So, I should probably do this blog-thing. Apologies for the awful quality of the writing. I’m very sleepy and my computer cut out halfway through the first attempt. (An example of a challenging moment in my year abroad…)
Arriving in Delhi airport with no local currency (why did I bring US dollars?), a smallish suitcase, disgustingly warm clothing, and an address across town was pretty terrifying. I repeated my Mother’s advice “take it bitesize and remember to breath”, and focused on my mission for an ATM. (Of course I found one right where I had initially been stood after a fifteen minute search). Reaching it – I stared blankly at the screen, realising with self-loathing that I had never written that last minute post-it note to myself to *Check the exchange rate!!*. I withdrew what was actually a paltry amount of money with undeserved pride, and headed over to the prepaid taxis – where I was told that the address I had for my hostel was not a real address. Neither were any of my contacts answering my panicked calls on a very expensive payphone. I pushed with the address and the Delhi University area with a rudeness I wouldn’t have believed myself capable, which led to two hours of manic, seatbelt-less, noisy, smelly driving in a general “North Delhi” direction before we finally (I still don’t know how) pulled up outside the hostel. Where they weren’t expecting me.
I related this panic and rush because it illustrates the pattern of trying to get something done in Delhi. You arrive where you think you’re supposed to be, thinking you’re prepared, but are invariably missing something vital or carrying something heavy and useless (why did I bring hair straighteners?) you will invariably get it wrong first time – (Oh, I’ve only bought 5 passport photos and you want 6? For a sim card?), and when you reach the end goal, jubilant and puzzled as to how you managed it, you realise a major flaw (My phone is still in Hindi because I don’t want to go back to the sim card place again.)
Delhi scares me – there’s no point denying it. Crossing the road is an adventure – the kind you don’t want to tell your Grandparents about in case they have a heart attack. Getting home at night (I have been scrupulously and annoyingly careful about this one so far) has to be thought through, and done in a group. Dogs are everywhere. Women ask you for milk for their children, and after you’ve bought it for them, you see them selling it on. People ask where you’re from, who your parents are, and how long you’re in Delhi for. People want photographs with you, and they stare wherever you go. (I do understand this, because the other exchange students and I just look so much like tourists – hot, sticky, carrying cameras and maps, and wearing an odd assortment of tourist fodder and western clothing.)
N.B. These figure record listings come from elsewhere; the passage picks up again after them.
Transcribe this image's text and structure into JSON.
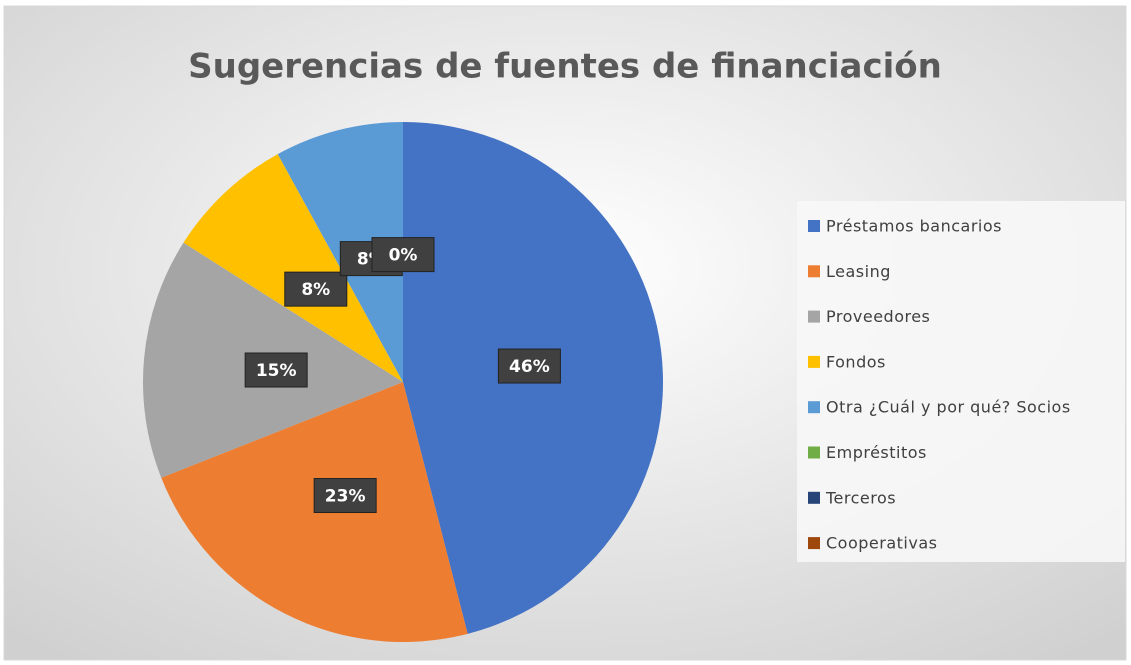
{
  "chart_data": {
    "type": "pie",
    "title": "Sugerencias de fuentes de financiación",
    "categories": [
      "Préstamos bancarios",
      "Leasing",
      "Proveedores",
      "Fondos",
      "Otra ¿Cuál y por qué? Socios",
      "Empréstitos",
      "Terceros",
      "Cooperativas"
    ],
    "values": [
      46,
      23,
      15,
      8,
      8,
      0,
      0,
      0
    ],
    "value_labels": [
      "46%",
      "23%",
      "15%",
      "8%",
      "8%",
      "0%",
      null,
      null
    ],
    "colors": [
      "#4472c4",
      "#ed7d31",
      "#a5a5a5",
      "#ffc000",
      "#5b9bd5",
      "#70ad47",
      "#264478",
      "#9e480e"
    ],
    "legend": "right"
  }
}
I’m fluctuating between loving and hating India, and the moment I think I’m getting used to it – I realise I most certainly am not. Yesterday for instance, in the few minutes which followed my happy and oh-so-naive statement – “I think I’m getting good at Delhi” – I was almost run over by a motorbike, paid a vastly inflated sum for a couple of mangoes, and a stampede of small children caused me to drop my bag in the mud. Here though, everything is an achievement worthy of celebration – the man in the chai shop we frequent waving as I approach, haggling a rickshaw driver down (in Hindi!) to something near the going rate, successfully navigating a series of forms and officials in order to obtain my academic timetable, and stumbling upon the tastiest food I’ve ever come across in a little restaurant near the university – where £2 will buy you a feast.
I feel like I will never get used to the monsoon, (I’m the one with the horrified expression in the photo), nor the beauty of the Lodi gardens where lovers go to be together (this can range from highly adorable to soft porn), nor the fact that I take a rickshaw to University, and won’t be eating beef until the Christmas holidays. (This will definitely be the hardest, as anyone who knows me will testify.)
But then, I didn’t think I would ever like chai, until I realised that it wasn’t trying to be Yorkshire builders tea, and now it tastes really really good. I didn’t think I would ever get my own room, or a timetable. And I’ve got them. (Yesterday and this morning, but the point still stands!) I still don’t know how this year is going to pan out – but I’m enjoying it as it comes. I am of course, a little homesick – Edinburgh’s Fringe is just beginning and in those moments when I’m not running around Delhi, I get attacks of jealousy for people enjoying it, and the family holiday I’m missing. But then I remember that I’m in India, I’m going to Shimla this weekend, and the Taj Mahal next, and the longing to be on a camping holiday with my mother and her flatulent friend fades away like the longing for beef when I have thali.
(Perhaps when I next write, I will have slept more, and be able to actually make sense.)